L’édito de Pierre Yveton Tevene
Je me souviens de l’époque où l’on appelait Aéroport international Toussaint Louverture la porte d’entrée du pays. Aujourd’hui, je me demande si ce n’est pas plutôt une barrière sous surveillance, une sorte de “zòn entèdi” où même les propriétaires doivent demander la permission. Je regarde la situation et je me dis : “sa k ap pase konsa menm?” voilà un pays qui devient étranger chez lui.
Je regarde les discours officiels sur la “sécurité” et la “coopération”, et je ne peux m’empêcher de lâcher un petit “Si n pa pale, kiyès k ap fèl?”. Sur le terrain, je vois plus de bottes que de valises, plus de soldats que de passagers.
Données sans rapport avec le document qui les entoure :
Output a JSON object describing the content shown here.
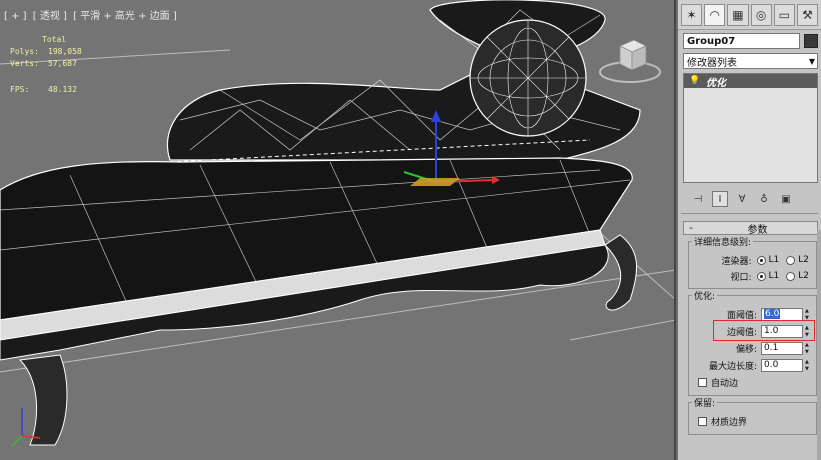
{
  "viewport": {
    "label_parts": [
      "[ + ]",
      "[ 透视 ]",
      "[ 平滑 + 高光 + 边面 ]"
    ],
    "stats": {
      "total_label": "Total",
      "polys_label": "Polys:",
      "polys_value": "198,058",
      "verts_label": "Verts:",
      "verts_value": "57,687",
      "fps_label": "FPS:",
      "fps_value": "48.132"
    },
    "gizmo_colors": {
      "x": "#e03030",
      "y": "#30c030",
      "z": "#3040e0"
    }
  },
  "command_panel": {
    "tabs": [
      {
        "icon": "create-icon",
        "glyph": "✶"
      },
      {
        "icon": "modify-icon",
        "glyph": "◠"
      },
      {
        "icon": "hierarchy-icon",
        "glyph": "▦"
      },
      {
        "icon": "motion-icon",
        "glyph": "◎"
      },
      {
        "icon": "display-icon",
        "glyph": "▭"
      },
      {
        "icon": "utilities-icon",
        "glyph": "⚒"
      }
    ],
    "object_name": "Group07",
    "object_color": "#3a3a3a",
    "modifier_list_label": "修改器列表",
    "stack_items": [
      "优化"
    ],
    "stack_tools": [
      {
        "icon": "pin-stack-icon",
        "glyph": "⊣"
      },
      {
        "icon": "show-end-result-icon",
        "glyph": "I"
      },
      {
        "icon": "make-unique-icon",
        "glyph": "∀"
      },
      {
        "icon": "remove-modifier-icon",
        "glyph": "♁"
      },
      {
        "icon": "configure-modifier-sets-icon",
        "glyph": "▣"
      }
    ],
    "rollout_title": "参数",
    "detail_group_title": "详细信息级别:",
    "renderer_label": "渲染器:",
    "viewport_label": "视口:",
    "l1": "L1",
    "l2": "L2",
    "optimize_group_title": "优化:",
    "face_threshold_label": "面阈值:",
    "face_threshold_value": "6.0",
    "edge_threshold_label": "边阈值:",
    "edge_threshold_value": "1.0",
    "bias_label": "偏移:",
    "bias_value": "0.1",
    "max_edge_len_label": "最大边长度:",
    "max_edge_len_value": "0.0",
    "auto_edge_label": "自动边",
    "preserve_group_title": "保留:",
    "material_boundary_label": "材质边界"
  }
}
Je me demande si les prochains vols vont transporter des touristes ou si ce sera encore des machines de guerres comme dans un mauvais film.
La fermeture de cet aéroport ne constitue pas seulement une interruption logistique, mais un véritable symbole de paralysie nationale. Chaque jour sans activité aérienne accentue l’isolement du pays, coupant Haïti de ses partenaires économiques, humanitaires et diplomatiques. Dans un monde globalisé, où la mobilité est un levier essentiel de développement, cette fermeture agit comme une mise sous cloche du territoire.
Au-delà de l’impact immédiat sur les voyageurs, c’est toute l’économie haïtienne qui en subit les contrecoups. Les importateurs voient leurs chaînes d’approvisionnement perturbées, les exportateurs perdent des opportunités cruciales, et les compagnies aériennes suspendent leurs opérations, souvent pour une durée indéterminée. Cette situation engendre une perte de confiance des investisseurs étrangers, déjà fragilisée par un climat d’instabilité chronique.
Je constate que l’aéroport est fermé comme une boutique qui n’arrive plus à gérer le désordre du quartier. Et je me dis : “men kiyès ki kreye dezòd la?” Les dirigeants regardent ailleurs, silencieux, comme s’ils espéraient que le problème allait se résoudre tout seul. Moi, je vois surtout un pays qui ne contrôle même plus sa propre porte.
Par ailleurs, la fermeture de cette infrastructure stratégique soulève de nombreuses interrogations quant à la souveraineté nationale. L’idée que des forces étrangères puissent exercer un contrôle, direct ou indirect, sur un point d’entrée aussi vital alimente les débats et les tensions. Pour beaucoup, cela dépasse la simple question sécuritaire et touche à la dignité même de l’État haïtien.
Je remarque à quel point la présence étrangère devient normale. Je me dis : “nou fin abitye ak sa”, et c’est justement ça qui fait peur. Parce que quand un peuple s’habitue à l’inacceptable, il finit par l’adopter. Moi, je refuse de considérer comme normal qu’une puissance étrangère transforme un espace stratégique en base militaire, tout en appelant cela de l’aide.
Sur le plan social, les conséquences sont tout aussi préoccupantes. Des milliers de familles dépendant des activités liées à l’aéroport — employés, transporteurs et petits commerçants se retrouvent brutalement sans revenus. Dans un pays où la précarité est déjà omniprésente, cette fermeture vient aggraver une situation humanitaire déjà critique.
J’entends certains dire : “c’est pour le bien du pays.” Et moi, je réponds : “si se sa yo rele byen an, kite m nan mal la, konsa m ap dekouvri vrè fòs mwen poukont mwen”. Parce que je cherche encore la souveraineté dans cette histoire. Je cherche encore la dignité. Pour l’instant, je ne vois qu’un pays en pause, pendant que d’autres jouent leur partition sur son territoire.
En outre, cette situation met en lumière les failles structurelles du système de gestion des infrastructures publiques en Haïti. L’absence de plans de contingence efficaces, combinée à une gouvernance souvent décriée, démontre à quel point le pays est vulnérable face aux crises. Cela pose la question urgente d’une réforme en profondeur des institutions responsables.
Enfin, la réouverture de l’aéroport ne pourra se faire sans une réflexion globale sur la sécurité, la gouvernance et la coopération internationale. Il ne s’agit pas simplement de remettre en marche les avions, mais de restaurer la confiance, tant au niveau national qu’international. Sans cela, chaque tentative de reprise risque de n’être qu’un sursis dans une crise plus large et persistante.
Je termine en me disant que tout cela ressemble à une mauvaise blague, même si au fond, “se pa ri m ap ri, se kèm k ap rache”. Parce qu’Haïti semble être le seul endroit où l’on perd les clés de sa maison, et où le voisin vient expliquer comment y entrer. Et si nous continuons ainsi, demain, ce ne sera pas seulement un aéroport que nous perdrons… ce sera l’esprit même de ce pays.
Ayiti merite plis, an nou ofri li plis.